Falcon, Desert Peak, and their directors and executive officers and other members of management and employees may be deemed to be participants in the solicitation of proxies in respect of the proposed transaction. Information about Falcon’s directors and executive officers is available in Falcon’s proxy statement filed with the SEC on April 23, 2021, for its 2021 annual meeting of shareholders. Other information regarding the participants in the proxy solicitations and a description of their direct and indirect interests, by security holdings or otherwise, will be contained in the definitive proxy statement and other relevant materials to be filed with the SEC regarding the proposed transaction when they become available. Investors should read the definitive proxy statement carefully when it becomes available before making any voting or investment decisions. You may obtain free copies of these documents using the sources indicated above.

Forward-Looking Statements

This news release includes certain statements that may constitute “forward-looking statements” for purposes of the federal securities laws. Forward-looking statements include, but are not limited to, statements that refer to projections, forecasts, or other characterizations of future events or circumstances, including any underlying assumptions. The words “anticipate,” “believe,” “continue,” “could,” “estimate,” “expect,” “intends,” “may,” “might,” “plan,” “seeks,” “possible,” “potential,” “predict,” “project,” “prospects,” “guidance,” “outlook,” “should,” “would,” “will,” and similar expressions may identify forward-looking statements, but the absence of these words does not mean that a statement is not forward-looking. These statements include, but are not limited to, statements about Falcon’s and Desert Peak’s ability to effect the transactions discussed in this communication; the expected benefits and timing of the transactions; future dividends; and future plans, expectations, and objectives for the combined company’s operations after completion of the transactions, including statements about strategy, synergies, future operations, financial position, estimated revenues, projected production, projected costs, prospects, plans, and objectives of management.
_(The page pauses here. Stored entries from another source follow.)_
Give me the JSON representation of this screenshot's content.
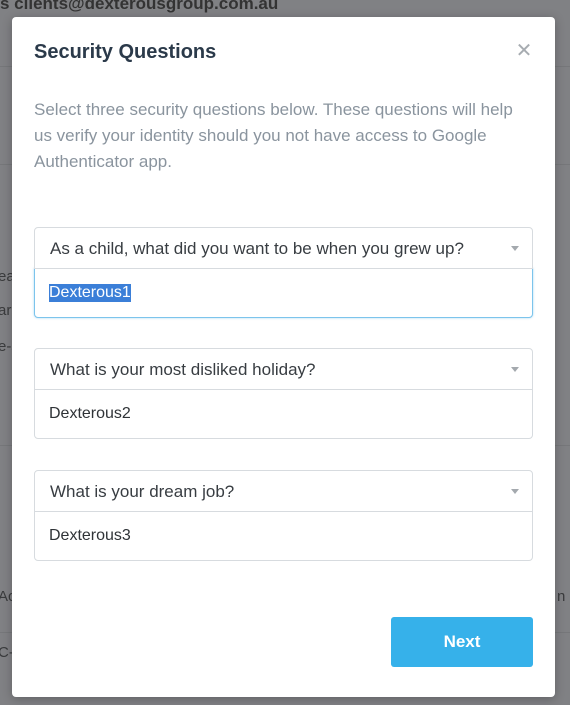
{
  "background": {
    "email_fragment": "s clients@dexterousgroup.com.au",
    "left_fragments": [
      "ea",
      "ar",
      "e-s",
      "Ac",
      "C-"
    ],
    "right_fragment": "n"
  },
  "modal": {
    "title": "Security Questions",
    "close_icon": "close-icon",
    "intro": "Select three security questions below. These questions will help us verify your identity should you not have access to Google Authenticator app.",
    "questions": [
      {
        "question": "As a child, what did you want to be when you grew up?",
        "answer": "Dexterous1",
        "focused": true,
        "answer_selected": true
      },
      {
        "question": "What is your most disliked holiday?",
        "answer": "Dexterous2",
        "focused": false
      },
      {
        "question": "What is your dream job?",
        "answer": "Dexterous3",
        "focused": false
      }
    ],
    "next_label": "Next"
  },
  "colors": {
    "accent": "#36b1ea",
    "focus_border": "#7cc4ec",
    "selection": "#3b7fd8",
    "title": "#2b3a4a",
    "muted_text": "#8a949e",
    "overlay": "#808184"
  }
}
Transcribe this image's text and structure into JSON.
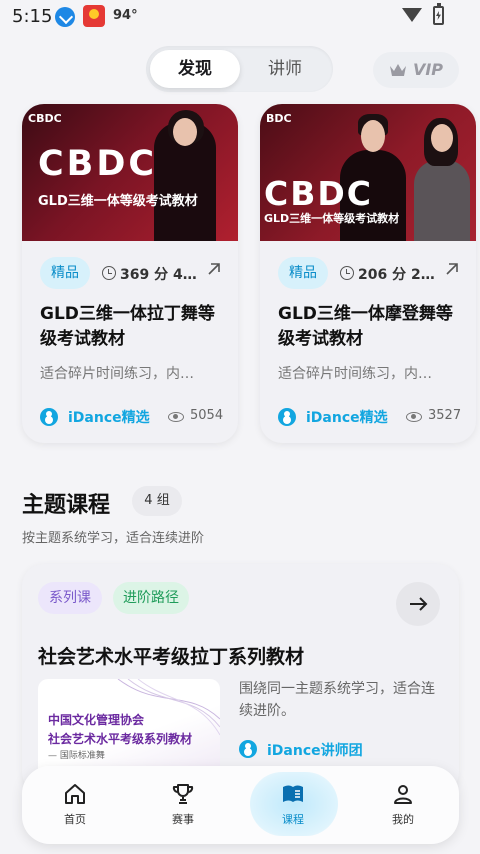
{
  "status_bar": {
    "time": "5:15",
    "temperature": "94°"
  },
  "top_tabs": [
    {
      "label": "发现",
      "active": true
    },
    {
      "label": "讲师",
      "active": false
    }
  ],
  "vip": {
    "label": "VIP"
  },
  "featured": [
    {
      "brand_small": "CBDC",
      "brand_big": "CBDC",
      "thumb_subtitle": "GLD三维一体等级考试教材",
      "tag": "精品",
      "duration": "369 分 4…",
      "title": "GLD三维一体拉丁舞等级考试教材",
      "desc": "适合碎片时间练习，内…",
      "author": "iDance精选",
      "views": "5054"
    },
    {
      "brand_small": "BDC",
      "brand_big": "CBDC",
      "thumb_subtitle": "GLD三维一体等级考试教材",
      "tag": "精品",
      "duration": "206 分 2…",
      "title": "GLD三维一体摩登舞等级考试教材",
      "desc": "适合碎片时间练习，内…",
      "author": "iDance精选",
      "views": "3527"
    }
  ],
  "section": {
    "title": "主题课程",
    "badge": "4 组",
    "subtitle": "按主题系统学习，适合连续进阶"
  },
  "series": {
    "pill_series": "系列课",
    "pill_path": "进阶路径",
    "title": "社会艺术水平考级拉丁系列教材",
    "thumb_line1": "中国文化管理协会",
    "thumb_line2": "社会艺术水平考级系列教材",
    "thumb_line3": "— 国际标准舞",
    "desc": "围绕同一主题系统学习，适合连续进阶。",
    "author": "iDance讲师团"
  },
  "bottom_nav": [
    {
      "label": "首页",
      "icon": "home-icon"
    },
    {
      "label": "赛事",
      "icon": "trophy-icon"
    },
    {
      "label": "课程",
      "icon": "book-icon",
      "active": true
    },
    {
      "label": "我的",
      "icon": "person-icon"
    }
  ],
  "colors": {
    "accent": "#12a6e0",
    "tag_bg": "#d7f1fb",
    "series_purple": "#7b5acb",
    "path_green": "#1f9c5a"
  }
}
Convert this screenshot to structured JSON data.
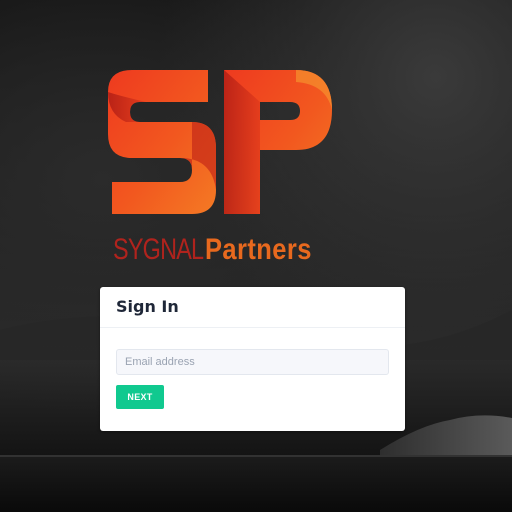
{
  "brand": {
    "monogram": "SP",
    "name_part1": "SYGNAL",
    "name_part2": "Partners",
    "color_primary": "#e8691e",
    "color_secondary": "#b0231d"
  },
  "signin": {
    "title": "Sign In",
    "email_placeholder": "Email address",
    "email_value": "",
    "next_label": "NEXT"
  },
  "colors": {
    "button": "#10c98f",
    "card": "#ffffff",
    "title_text": "#1f2738"
  }
}
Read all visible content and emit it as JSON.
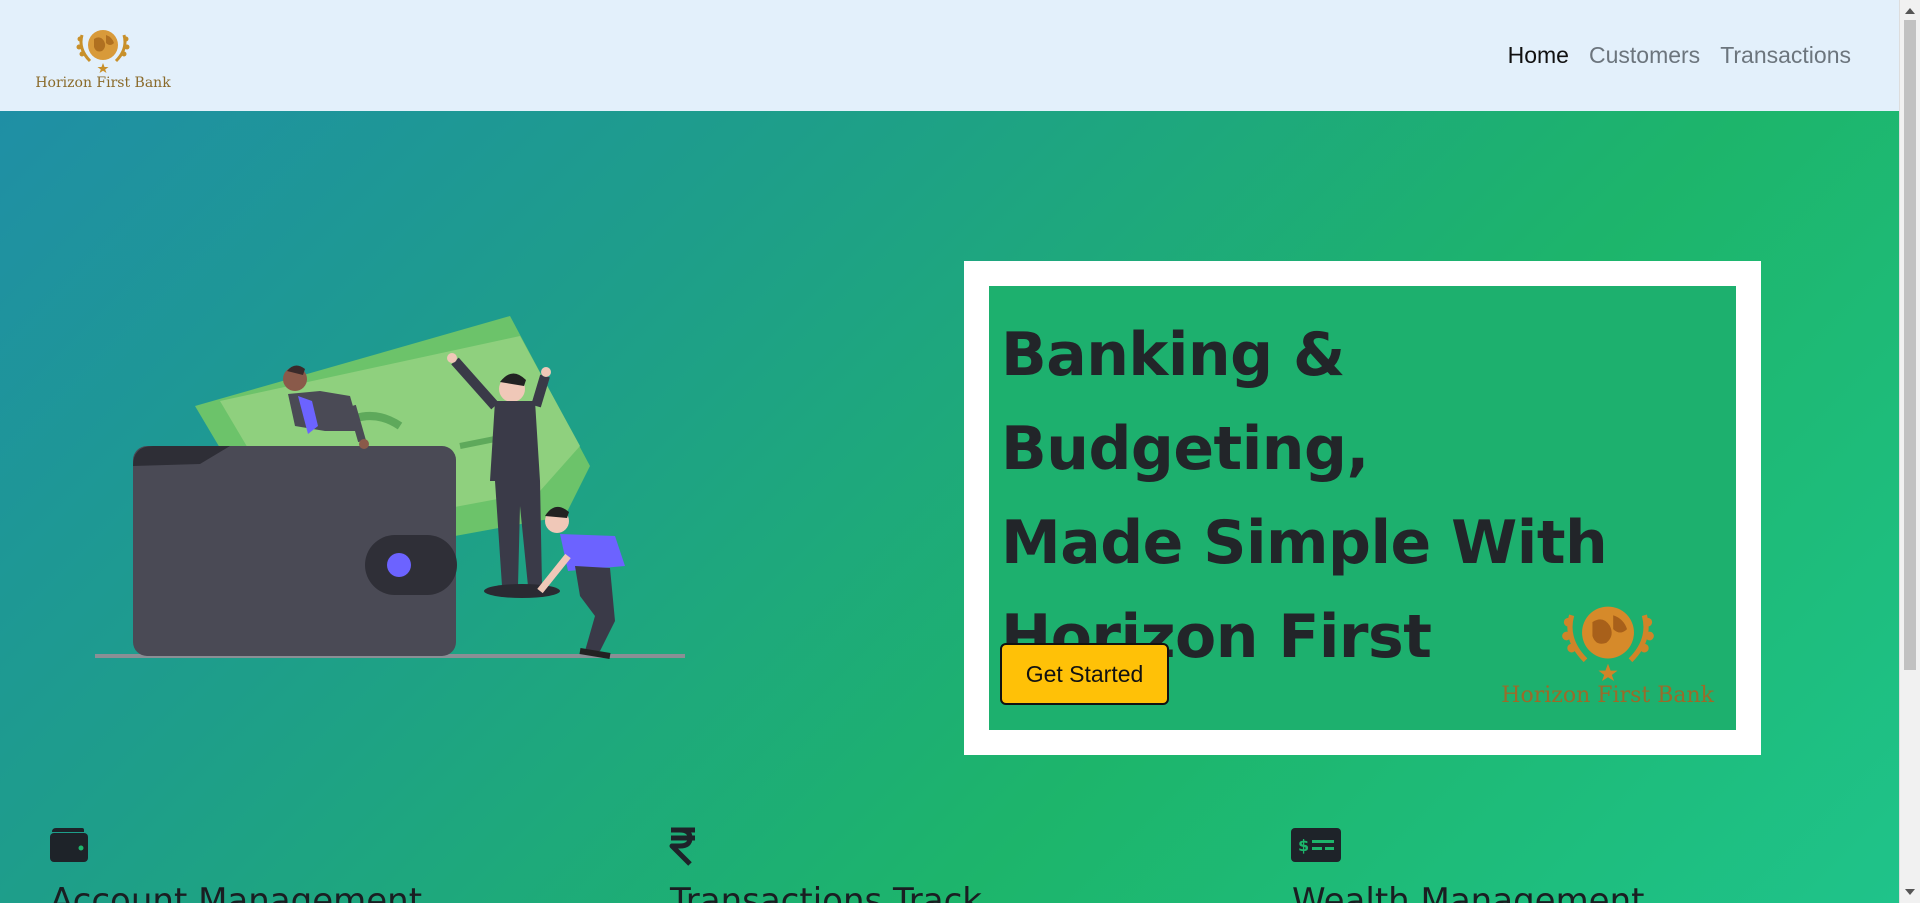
{
  "brand": {
    "name": "Horizon First Bank"
  },
  "nav": {
    "links": [
      {
        "label": "Home",
        "active": true
      },
      {
        "label": "Customers",
        "active": false
      },
      {
        "label": "Transactions",
        "active": false
      }
    ]
  },
  "hero": {
    "headline_line1": "Banking & Budgeting,",
    "headline_line2": "Made Simple With",
    "headline_line3": "Horizon First",
    "cta_label": "Get Started",
    "card_logo_text": "Horizon First Bank"
  },
  "features": [
    {
      "title": "Account Management",
      "icon": "wallet-icon"
    },
    {
      "title": "Transactions Track",
      "icon": "rupee-icon"
    },
    {
      "title": "Wealth Management",
      "icon": "money-check-icon"
    }
  ],
  "colors": {
    "nav_bg": "#e3f0fb",
    "cta": "#ffc107",
    "gold": "#c8902a"
  }
}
While forward-looking statements are based on assumptions and analyses made by us that we believe to be reasonable under the circumstances, whether actual results and developments will meet our expectations and predictions depend on a number of risks and uncertainties which could cause our actual results, performance, and financial condition to differ materially from our expectations. See “Risk Factors” in Falcon’s Annual Report on Form 10-K for the fiscal year ended December 31, 2020, as amended on Form 10-K/A, and in Falcon’s Quarterly Reports on Form 10-Q, filed with the SEC for a discussion of risk factors that affect our business. Any forward-looking statement made in this news release speaks only as of the date on which it is made. Factors or events that could cause actual results to differ may emerge from time to time, and it is not possible to predict all of them. Neither Desert Peak nor Falcon undertake any obligation to publicly update any forward-looking statement, whether as a result of new information, future development, or otherwise, except as may be required by law.

1 Pro forma net debt/annualized Q3 Adjusted EBITDA includes (i) pro forma Desert Peak net debt of $126.4 million and (ii) Falcon net debt of $32.9 million for a pro forma combined total of $159.3 million net debt at September 30, 2021. Pro forma Adjusted EBITDA of $51.1 million includes (i) $33.7 million for Desert Peak and assumes all Desert Peak acquisitions consummated by September 30, 2021 were consummated on July 1, 2021 and (ii) asset level cash flow (Adjusted EBITDA plus $2.7 in cash general and administrative expenses) for Falcon of $17.4 million.